Suggestion à l’auteur pour un prochain livre : prendre acte du fait suivant pour rendre compte des origines des pèlerinages actuels. Autour de 1960, les universitaires du Québec étaient invités à participer, à un pèlerinage à pied à Saint-Benoît-du- Lac, chaque année, le Vendredi saint. J’ai participé à ce pèlerinage. Si ma mémoire est bonne c’est Charles Péguy et son pèlerinage à Chartres qui était la principale source d’inspiration, un Péguy qui ne cesse de renaître :
Présentation de la Beauce à Notre-Dame
Étoile de la mer voici la lourde nappe
Et la profonde houle et l'océan des blés
Et la mouvante écume et nos greniers comblés,
Voici votre regard sur cette immense chape
[...]
Étoile du matin, inaccessible reine,
Voici que nous marchons vers votre illustre cour,
Et voici le plateau de notre pauvre amour,
Et voici l'océan de notre immense peine.
Un sanglot rôde et court par-delà l'horizon.

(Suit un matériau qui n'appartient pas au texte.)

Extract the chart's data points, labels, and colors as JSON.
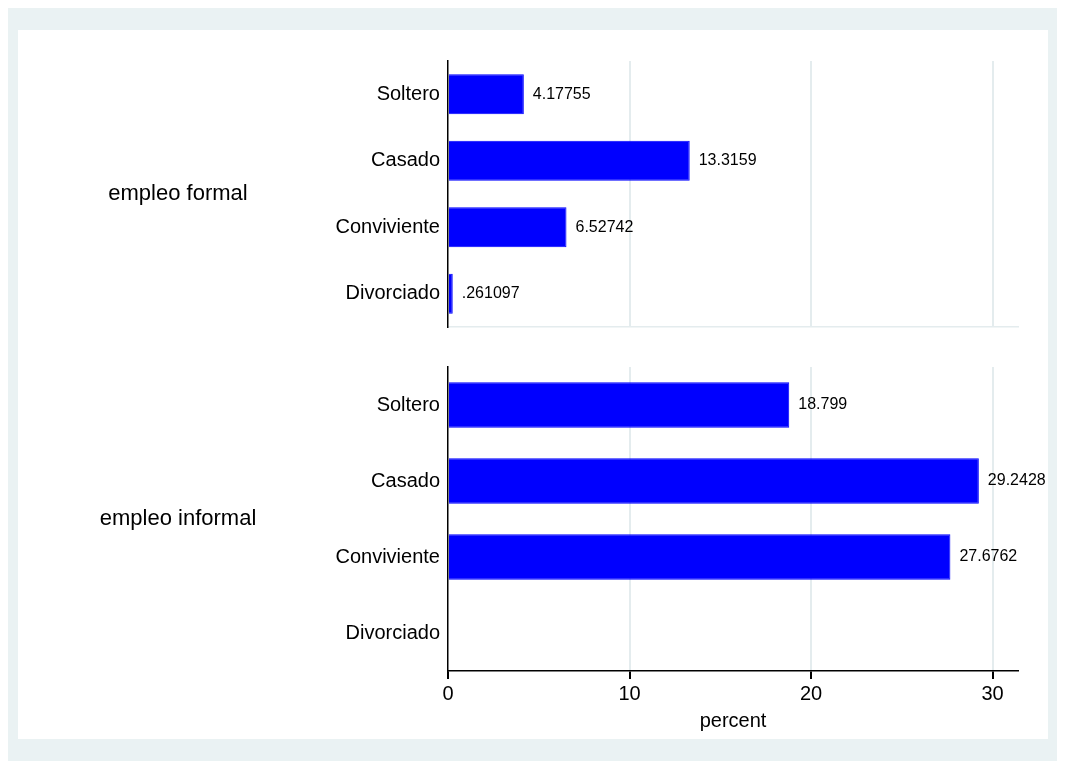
{
  "chart_data": [
    {
      "type": "bar",
      "orientation": "horizontal",
      "ylabel": "empleo formal",
      "categories": [
        "Soltero",
        "Casado",
        "Conviviente",
        "Divorciado"
      ],
      "values": [
        4.17755,
        13.3159,
        6.52742,
        0.261097
      ],
      "value_labels": [
        "4.17755",
        "13.3159",
        "6.52742",
        ".261097"
      ],
      "color": "#0000ff",
      "xlim": [
        0,
        31.4
      ],
      "xticks": [
        0,
        10,
        20,
        30
      ],
      "grid": "x",
      "tick_labels": "y"
    },
    {
      "type": "bar",
      "orientation": "horizontal",
      "ylabel": "empleo informal",
      "xlabel": "percent",
      "categories": [
        "Soltero",
        "Casado",
        "Conviviente",
        "Divorciado"
      ],
      "values": [
        18.799,
        29.2428,
        27.6762,
        null
      ],
      "value_labels": [
        "18.799",
        "29.2428",
        "27.6762",
        null
      ],
      "color": "#0000ff",
      "xlim": [
        0,
        31.4
      ],
      "xticks": [
        0,
        10,
        20,
        30
      ],
      "grid": "x"
    }
  ]
}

À peine quelques toits font comme un archipel.
Du vieux clocher retombe une sorte d'appel.
L'épaisse église semble une basse maison.
Ainsi nous naviguons vers votre cathédrale.
De loin en loin surnage un chapelet de meules,
Rondes comme des tours, opulentes et seules
Comme un rang de châteaux sur la barque amirale.
Deux mille ans de labeur ont fait de cette terre
Un réservoir sans fin pour les âges nouveaux.
Mille ans de votre grâce on fait de ces travaux
Un reposoir sans fin pour l'âme solitaire.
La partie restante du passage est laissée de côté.